Okay, danke. Ich wiederbelebe das hier mal. 
Ich habe die ganze Aktion jetzt mal noch 2 Jahre rausgezögert, hatte die letzen 2 Jahre eh leider wenig zeit zum daddeln, daher habe ich mir auch noch kein G29 zugelegt. Allerdings haben sich bei mir jetzt etwas die Voraussetzungen verändert. 
In Kürze wird mein neuer Threadripper-Built in Betrieb sein, ich fürchte das mit der alten Gaming Software bei 32 Kernen und dem neuen Windows 10 Update vom April dann leider nicht mehr viel gehen wird.  Ich denke , das auch leider die neue G-Hub Software mit einem G25 nicht mehr all zu viel anzufangen weiß. Das werd ich dann sobald der Rest läuft mal testen. Da jetzt seid der Threaderöffnung zwei Jahre vergangen sind.
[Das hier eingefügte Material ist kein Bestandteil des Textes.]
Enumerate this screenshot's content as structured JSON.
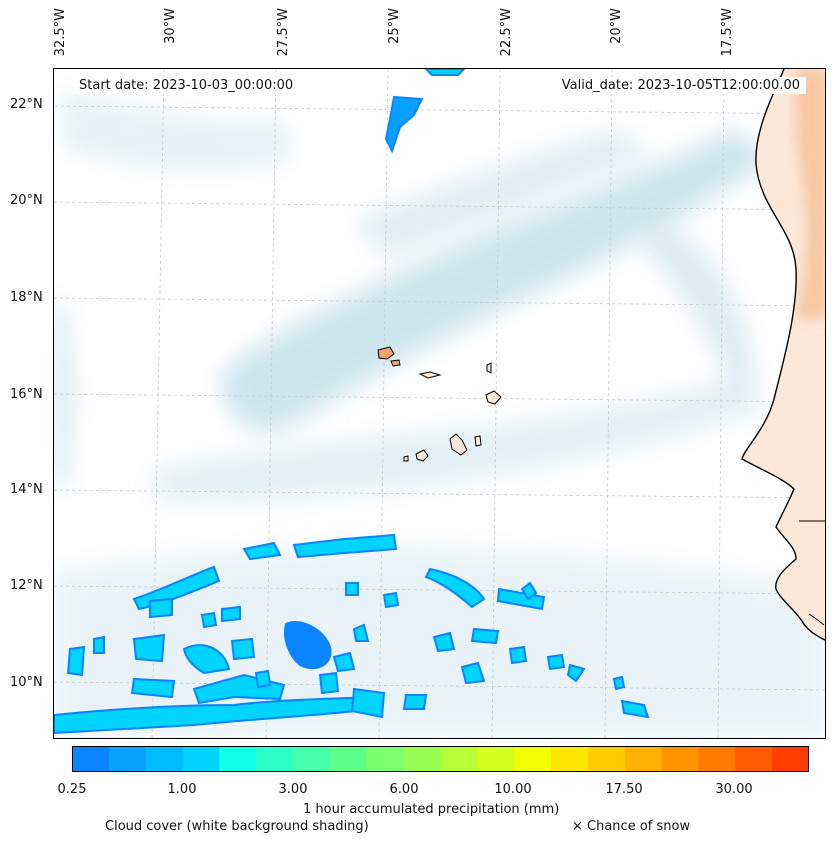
{
  "header": {
    "start_date": "Start date: 2023-10-03_00:00:00",
    "valid_date": "Valid_date: 2023-10-05T12:00:00.00"
  },
  "axes": {
    "lon_ticks": [
      "32.5°W",
      "30°W",
      "27.5°W",
      "25°W",
      "22.5°W",
      "20°W",
      "17.5°W"
    ],
    "lat_ticks": [
      "22°N",
      "20°N",
      "18°N",
      "16°N",
      "14°N",
      "12°N",
      "10°N"
    ]
  },
  "colorbar": {
    "tick_labels": [
      "0.25",
      "1.00",
      "3.00",
      "6.00",
      "10.00",
      "17.50",
      "30.00"
    ],
    "colors": [
      "#0a84ff",
      "#0aa0ff",
      "#00bbff",
      "#00d4ff",
      "#10ffe6",
      "#2cffc8",
      "#46ffaa",
      "#5fff8c",
      "#7aff6e",
      "#96ff52",
      "#b4ff36",
      "#d4ff1a",
      "#f0ff00",
      "#ffe600",
      "#ffcc00",
      "#ffb000",
      "#ff9400",
      "#ff7800",
      "#ff5c00",
      "#ff3c00"
    ],
    "title": "1 hour accumulated precipitation (mm)"
  },
  "legend": {
    "cloud_cover": "Cloud cover (white background shading)",
    "snow": "× Chance of snow"
  },
  "colors": {
    "cloud": "#bcdde8",
    "precip_light": "#00d4ff",
    "precip_mid": "#0aa0ff",
    "land": "#f7c9a6",
    "land_dark": "#f0a36b"
  }
}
Habt ihr zufällig Erfahrungen welche Rennspiele noch mit dem G25 klar kommen bzw. gibts überhaupt noch Games die Lenkräder unterhalb des G29 erkennen / unterstützen?

Bzw. gibt es außer dem x360 Emulator auch andere Tools, wo ich so Art "Umleitungen" programmieren kann, dass ich einem Spiel vorgaukeln kann, dass das G25 ein G29 ist?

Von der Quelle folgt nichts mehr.